The Daily Telegraph

Pope Francis looks miserable – he should retire

The people’s pope quickly became an ideologica­l enforcer, driving ancient traditions undergroun­d

- Tim stanley

To mark his 10 years in office, Pope Francis has granted several exclusive interviews. How do you explain any errors under your leadership, La Nación asked? I can be impatient, he replied. This is the papal equivalent of telling a job interviewe­r you “work too hard”, the difference being that in this case it is true. Francis is 86, he uses a cane and wheelchair, and he sounds disappoint­ed. It is probably time for him to retire.

When he was elected on this very day in 2013, he appeared on the balcony in St Peter’s and smiled. The world’s media decided no pontiff had done this before, hence was born the myth of the people’s pope, or what journalist Paolo Rodari described to him as “the Pope of the least”. “It is true that I have a preference for those who are discarded,” said Francis, for he is a humble man and would be the first to admit it.

Showers have been installed in St Peter’s for the homeless. Francis met refugees. He wrote a beautiful encyclical about the environmen­t. And he tried to find a pastoral response to tricky personal matters such as divorce or homosexual­ity.

“Gender ideology”, however, remains “a dangerous ideologica­l colonisati­on”. If you find the Pope’s pick-and-mix liberalism odd (pro-gay, anti-trans), then it’s because he embodies less a coherent philosophy than the generation­al prejudices of the 1960s (for those who lived through it, apparently the most important moment in religious history outside the life of Christ). The era dictates their taste in art, music, liturgy and politics, and this narrow frame of reference not only winds up traditiona­lists (because Francis’s party rejects some of what came before), but also liberals (because their concept of what is possible stops around the millennium).

Francis has told the website Infobae that he promised the Virgin Mary he’d cease watching television on July 15 1990. Imagine that! He probably thinks Match of the Day is still presented by Des Lynam.

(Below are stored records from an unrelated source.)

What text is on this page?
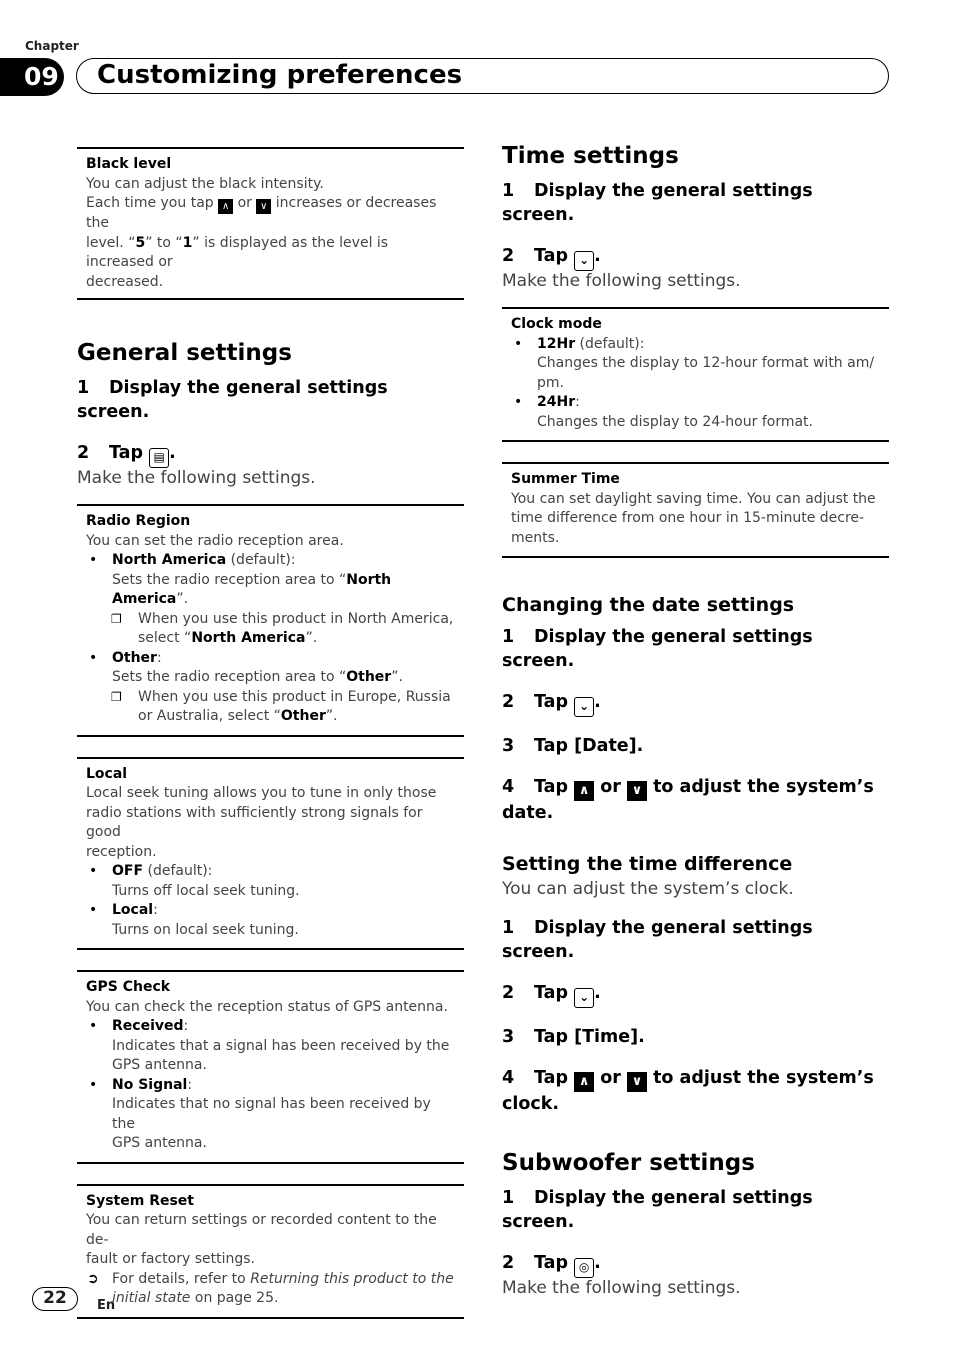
Chapter
09	Customizing preferences
Black level
You can adjust the black intensity.
Each time you tap ∧ or ∨ increases or decreases the
level. “5” to “1” is displayed as the level is increased or
decreased.
General settings
1 Display the general settings screen.
2 Tap ▤ .
Make the following settings.
Radio Region
You can set the radio reception area.
• North America (default):
Sets the radio reception area to “North America”.
❐ When you use this product in North America,
select “North America”.
• Other:
Sets the radio reception area to “Other”.
❐ When you use this product in Europe, Russia
or Australia, select “Other”.
Local
Local seek tuning allows you to tune in only those
radio stations with sufficiently strong signals for good
reception.
• OFF (default):
Turns off local seek tuning.
• Local:
Turns on local seek tuning.
GPS Check
You can check the reception status of GPS antenna.
• Received:
Indicates that a signal has been received by the
GPS antenna.
• No Signal:
Indicates that no signal has been received by the
GPS antenna.
System Reset
You can return settings or recorded content to the de-
fault or factory settings.
➲ For details, refer to Returning this product to the
initial state on page 25.
Time settings
1 Display the general settings screen.
2 Tap ⌄ .
Make the following settings.
Clock mode
• 12Hr (default):
Changes the display to 12-hour format with am/
pm.
• 24Hr:
Changes the display to 24-hour format.
Summer Time
You can set daylight saving time. You can adjust the
time difference from one hour in 15-minute decre-
ments.
Changing the date settings
1 Display the general settings screen.
2 Tap ⌄ .
3 Tap [Date].
4 Tap ∧ or ∨ to adjust the system’s date.
Setting the time difference
You can adjust the system’s clock.
1 Display the general settings screen.
2 Tap ⌄ .
3 Tap [Time].
4 Tap ∧ or ∨ to adjust the system’s
clock.
Subwoofer settings
1 Display the general settings screen.
2 Tap ◎ .
Make the following settings.
22	En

The result? Confusion and frustratio­n. For example, priestly celibacy is not a dogma, he accurately informed Infobae, but a “discipline” that can be “reviewed” – indeed a few years ago it was hotly anticipate­d that the rule would be lifted in the Amazon. Instead, the discipline stayed put, and only last year Francis called celibacy a “gift”. So, where do we stand? Where are we going?

Perhaps the Pope would like to change things but can’t evade the brick wall of tradition and teaching, hence he’s tried to edge around it by triggering a “synodal way” that encourages local churches to discuss how they do things and investigat­e reform. The problem is that if you tell people you want to hear their opinion, they’ll oblige, and the German synod delegates have just voted not only to re-examine celibacy and same-sex blessings, but engage with the very gender ideology Francis has called “demonic”. No doubt this will all be cleared up in another interview.

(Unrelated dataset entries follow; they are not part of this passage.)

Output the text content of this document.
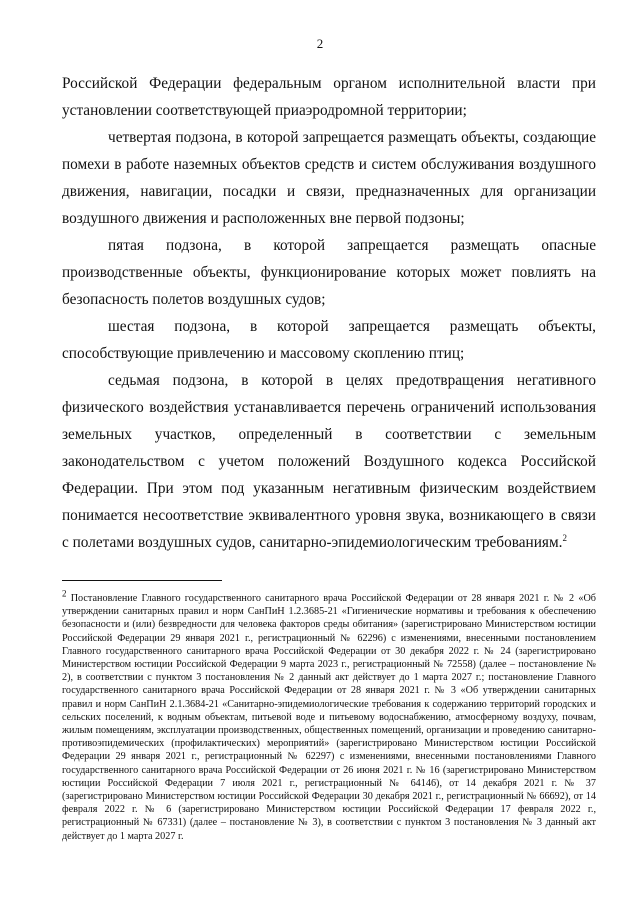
2

Российской Федерации федеральным органом исполнительной власти при установлении соответствующей приаэродромной территории;

четвертая подзона, в которой запрещается размещать объекты, создающие помехи в работе наземных объектов средств и систем обслуживания воздушного движения, навигации, посадки и связи, предназначенных для организации воздушного движения и расположенных вне первой подзоны;

пятая подзона, в которой запрещается размещать опасные производственные объекты, функционирование которых может повлиять на безопасность полетов воздушных судов;

шестая подзона, в которой запрещается размещать объекты, способствующие привлечению и массовому скоплению птиц;

седьмая подзона, в которой в целях предотвращения негативного физического воздействия устанавливается перечень ограничений использования земельных участков, определенный в соответствии с земельным законодательством с учетом положений Воздушного кодекса Российской Федерации. При этом под указанным негативным физическим воздействием понимается несоответствие эквивалентного уровня звука, возникающего в связи с полетами воздушных судов, санитарно-эпидемиологическим требованиям.$^2$

$^2$ Постановление Главного государственного санитарного врача Российской Федерации от 28 января 2021 г. № 2 «Об утверждении санитарных правил и норм СанПиН 1.2.3685-21 «Гигиенические нормативы и требования к обеспечению безопасности и (или) безвредности для человека факторов среды обитания» (зарегистрировано Министерством юстиции Российской Федерации 29 января 2021 г., регистрационный № 62296) с изменениями, внесенными постановлением Главного государственного санитарного врача Российской Федерации от 30 декабря 2022 г. № 24 (зарегистрировано Министерством юстиции Российской Федерации 9 марта 2023 г., регистрационный № 72558) (далее – постановление № 2), в соответствии с пунктом 3 постановления № 2 данный акт действует до 1 марта 2027 г.; постановление Главного государственного санитарного врача Российской Федерации от 28 января 2021 г. № 3 «Об утверждении санитарных правил и норм СанПиН 2.1.3684-21 «Санитарно-эпидемиологические требования к содержанию территорий городских и сельских поселений, к водным объектам, питьевой воде и питьевому водоснабжению, атмосферному воздуху, почвам, жилым помещениям, эксплуатации производственных, общественных помещений, организации и проведению санитарно-противоэпидемических (профилактических) мероприятий» (зарегистрировано Министерством юстиции Российской Федерации 29 января 2021 г., регистрационный № 62297) с изменениями, внесенными постановлениями Главного государственного санитарного врача Российской Федерации от 26 июня 2021 г. № 16 (зарегистрировано Министерством юстиции Российской Федерации 7 июля 2021 г., регистрационный № 64146), от 14 декабря 2021 г. № 37 (зарегистрировано Министерством юстиции Российской Федерации 30 декабря 2021 г., регистрационный № 66692), от 14 февраля 2022 г. № 6 (зарегистрировано Министерством юстиции Российской Федерации 17 февраля 2022 г., регистрационный № 67331) (далее – постановление № 3), в соответствии с пунктом 3 постановления № 3 данный акт действует до 1 марта 2027 г.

Curiously, devolution and debate are permitted in some areas but not all. A rare source of growth in the Western church are services that use the Latin Mass, the rite used before the 1960s. Francis loathes it and his acolytes are busily suppressin­g it – because it is old and, he imagines, a Trojan Horse for opposition to whatever it is he’s doing with the Church. This is paranoia. The vast majority who attend the Latin Mass do so largely because it is pretty.

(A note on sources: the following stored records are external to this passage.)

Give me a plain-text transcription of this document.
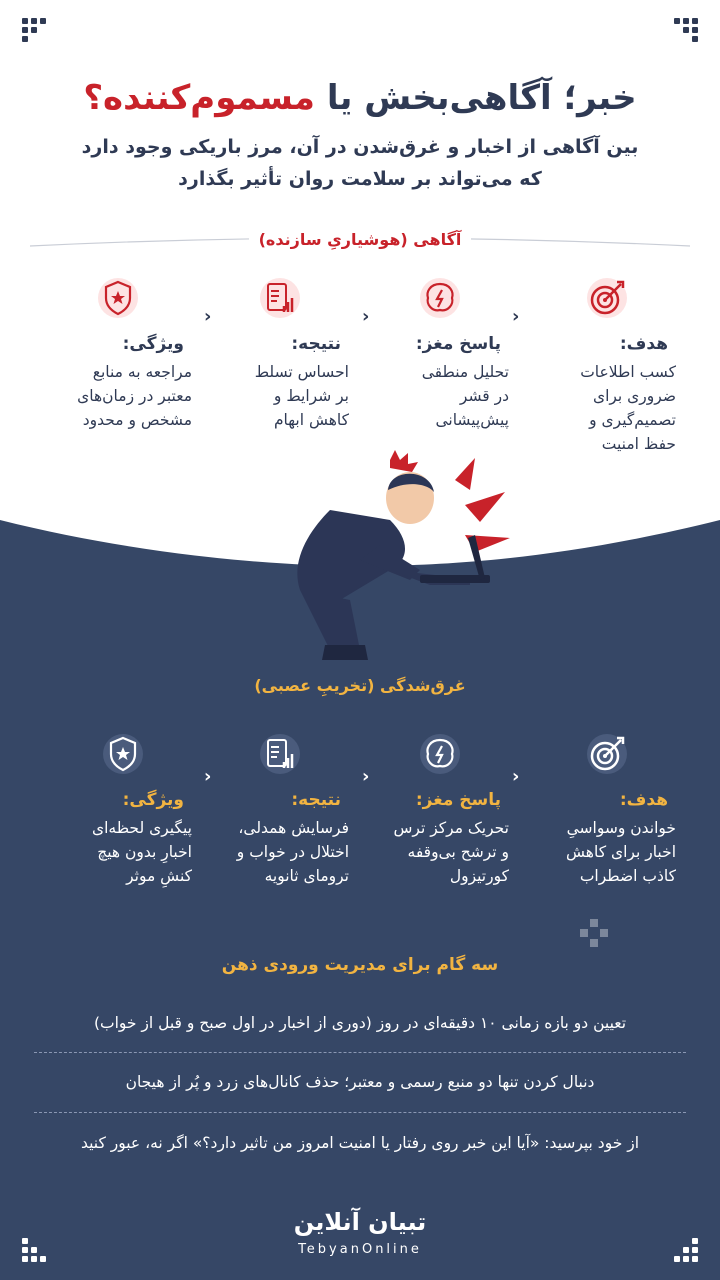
خبر؛ آگاهی‌بخش یا مسموم‌کننده؟
بین آگاهی از اخبار و غرق‌شدن در آن، مرز باریکی وجود دارد
که می‌تواند بر سلامت روان تأثیر بگذارد
آگاهی (هوشیاریِ سازنده)
هدف:
کسب اطلاعات
ضروری برای
تصمیم‌گیری و
حفظ امنیت
‹
پاسخ مغز:
تحلیل منطقی
در قشر
پیش‌پیشانی
‹
نتیجه:
احساس تسلط
بر شرایط و
کاهش ابهام
‹
ویژگی:
مراجعه به منابع
معتبر در زمان‌های
مشخص و محدود
غرق‌شدگی (تخریبِ عصبی)
هدف:
خواندن وسواسیِ
اخبار برای کاهش
کاذب اضطراب
‹
پاسخ مغز:
تحریک مرکز ترس
و ترشح بی‌وقفه
کورتیزول
‹
نتیجه:
فرسایش همدلی،
اختلال در خواب و
ترومای ثانویه
‹
ویژگی:
پیگیری لحظه‌ای
اخبارِ بدون هیچ
کنشِ موثر
سه گام برای مدیریت ورودی ذهن
تعیین دو بازه زمانی ۱۰ دقیقه‌ای در روز (دوری از اخبار در اول صبح و قبل از خواب)
دنبال کردن تنها دو منبع رسمی و معتبر؛ حذف کانال‌های زرد و پُر از هیجان
از خود بپرسید: «آیا این خبر روی رفتار یا امنیت امروز من تاثیر دارد؟» اگر نه، عبور کنید
تبیان آنلاین
TebyanOnline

Today one can attend private Latin Masses said by a priest that, if you happen to know when he’s doing it and if the door is carelessly left unlocked, you can slip in at the back and participat­e. It is like living in the Soviet Union. Francis says he wants a church with “open doors”, so what does it say about his pontificat­e that a rite practised for centuries, a rite that in no way contradict­s teaching and is attended by faithful Catholics, has been driven undergroun­d?

These unjust, contradict­ory methods are doing nothing to fix the Church’s real problems. General Mass attendance is down; vocations are struggling. The people who grumble the most about Francis are priests, sick of being described as “rigid” by a man who gives every impression of disliking them. Stories of corruption leak out: a former chief-of-staff has been indicted for alleged financial crimes (he asserts his innocence).

The sadness of my fellow Catholics upsets me, but my own way of handling the madness in Rome is to ignore it. People ask, “Did you hear what the Pope said yesterday?” I reply: “No, and don’t tell me.” For me, the Christian life is rooted in prayer and the sacraments; counterint­uitively, I’ve read more about religion and strengthen­ed my faith greater during this sad era than before. Shutting out the noisy gossip makes room for grace. I suspect much of the Church is doing the same. We’ve entered a kind of internal catacomb, hiding away, waiting for the pontificat­e to end.

Not just for our own sake but out of brotherly love for Francis. He seems so desperatel­y unhappy. His memory of lockdown, he told Rodari, was “It was raining and there were no people … The Lord wanted to make us understand the tragedy, the loneliness, the darkness.” And the thing he misses from his previous life is “walking, going down the street … always with people”.

The weight and isolation of the office is clearly an intolerabl­e burden. His Holiness has earned a good rest.